Scotland is currently generating more than 3 gigawatts (GW) of power from renewable sources, while an additional 3 GW of renewable capacity has been granted permission for construction or has already begun construction. Another 3 GW is currently in the planning process. Right now, the country's Energy Consents and Deployment Unit is processing 34 renewable project applications, consisting of 25 windfarms and nine hydro projects.

The Scottish government aims to meet 50% of electricity demand from renewables by 2020, with an interim target of 31% of power coming from renewable sources by 2011.

"I am delighted to approve further investment to develop our vast natural potential, create more jobs and fuel the clean, green energy revolution," said Energy Minister Jim Mather. "Renewable energy is a key sector for Scotland and will help drive our economic recovery. New windfarms create jobs and can provide valuable benefits for the communities they serve. Our comprehensive climate change laws demand that we continue to support good projects that reduce emissions and help Scotland become a global role model for a sustainable, low-carbon economy."

At Berry Burn, the turbines will be a maximum of 104 metres high to the tip of the blades. In order to minimize environmental impact, connection to the national grid running north of the site will be via an underground cable.

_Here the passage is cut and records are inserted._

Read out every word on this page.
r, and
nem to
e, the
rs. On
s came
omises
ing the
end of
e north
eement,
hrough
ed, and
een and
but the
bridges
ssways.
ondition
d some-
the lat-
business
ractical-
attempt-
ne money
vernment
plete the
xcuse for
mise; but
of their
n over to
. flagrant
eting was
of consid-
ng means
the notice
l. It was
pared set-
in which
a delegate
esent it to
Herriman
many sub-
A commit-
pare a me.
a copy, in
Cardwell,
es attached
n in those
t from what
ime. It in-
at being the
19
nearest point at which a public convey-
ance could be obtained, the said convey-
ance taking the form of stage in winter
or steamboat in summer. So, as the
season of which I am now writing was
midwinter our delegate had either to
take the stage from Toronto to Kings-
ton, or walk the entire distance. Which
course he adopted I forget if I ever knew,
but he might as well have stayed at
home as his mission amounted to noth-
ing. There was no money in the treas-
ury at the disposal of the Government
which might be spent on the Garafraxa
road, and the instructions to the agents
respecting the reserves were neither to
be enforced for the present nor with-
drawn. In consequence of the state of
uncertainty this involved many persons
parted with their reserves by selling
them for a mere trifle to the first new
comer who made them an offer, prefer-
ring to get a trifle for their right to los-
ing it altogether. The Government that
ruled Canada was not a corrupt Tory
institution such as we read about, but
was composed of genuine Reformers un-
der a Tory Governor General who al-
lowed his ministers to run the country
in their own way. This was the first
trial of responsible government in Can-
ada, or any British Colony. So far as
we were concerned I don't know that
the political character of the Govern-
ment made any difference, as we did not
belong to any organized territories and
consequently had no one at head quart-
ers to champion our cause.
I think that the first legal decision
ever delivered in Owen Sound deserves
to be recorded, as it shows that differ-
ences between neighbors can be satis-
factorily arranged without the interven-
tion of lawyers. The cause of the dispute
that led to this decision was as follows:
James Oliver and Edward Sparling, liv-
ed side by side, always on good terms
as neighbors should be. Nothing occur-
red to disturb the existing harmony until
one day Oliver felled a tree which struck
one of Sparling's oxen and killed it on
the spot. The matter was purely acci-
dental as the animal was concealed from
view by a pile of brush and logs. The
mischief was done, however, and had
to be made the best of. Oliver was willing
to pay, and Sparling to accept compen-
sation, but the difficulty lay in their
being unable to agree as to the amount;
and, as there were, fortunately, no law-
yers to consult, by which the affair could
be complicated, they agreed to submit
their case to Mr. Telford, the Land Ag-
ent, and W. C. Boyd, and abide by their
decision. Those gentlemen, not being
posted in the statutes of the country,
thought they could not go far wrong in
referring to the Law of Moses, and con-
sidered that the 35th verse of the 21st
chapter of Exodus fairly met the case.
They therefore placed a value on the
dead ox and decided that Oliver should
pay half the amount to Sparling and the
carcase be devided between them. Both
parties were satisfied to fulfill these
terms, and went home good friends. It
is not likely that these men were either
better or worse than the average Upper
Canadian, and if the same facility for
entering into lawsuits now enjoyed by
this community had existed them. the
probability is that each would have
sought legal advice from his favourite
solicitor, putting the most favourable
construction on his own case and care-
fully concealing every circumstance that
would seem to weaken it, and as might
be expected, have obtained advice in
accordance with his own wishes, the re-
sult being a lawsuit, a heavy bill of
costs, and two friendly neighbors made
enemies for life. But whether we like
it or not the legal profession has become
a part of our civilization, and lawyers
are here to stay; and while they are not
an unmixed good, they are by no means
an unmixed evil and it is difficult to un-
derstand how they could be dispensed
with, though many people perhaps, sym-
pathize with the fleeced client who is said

Catamount Energy and Force 9 Energy applied for permission to construct the Berry Burn windfarm in September 2004. Permission was delayed by various issues raised during the consultation phases in 2006 and 2008; issues that have since been addressed.

Obtaining planning permission for Millennium Wind Energy Limited, which applied to extend its existing windfarm by six turbines in January this year, was much easier. The first electricity was produced at the Millennium windfarm in July 2008 and became fully operational in November last year. All of the wind turbines were supplied by Nordex AG.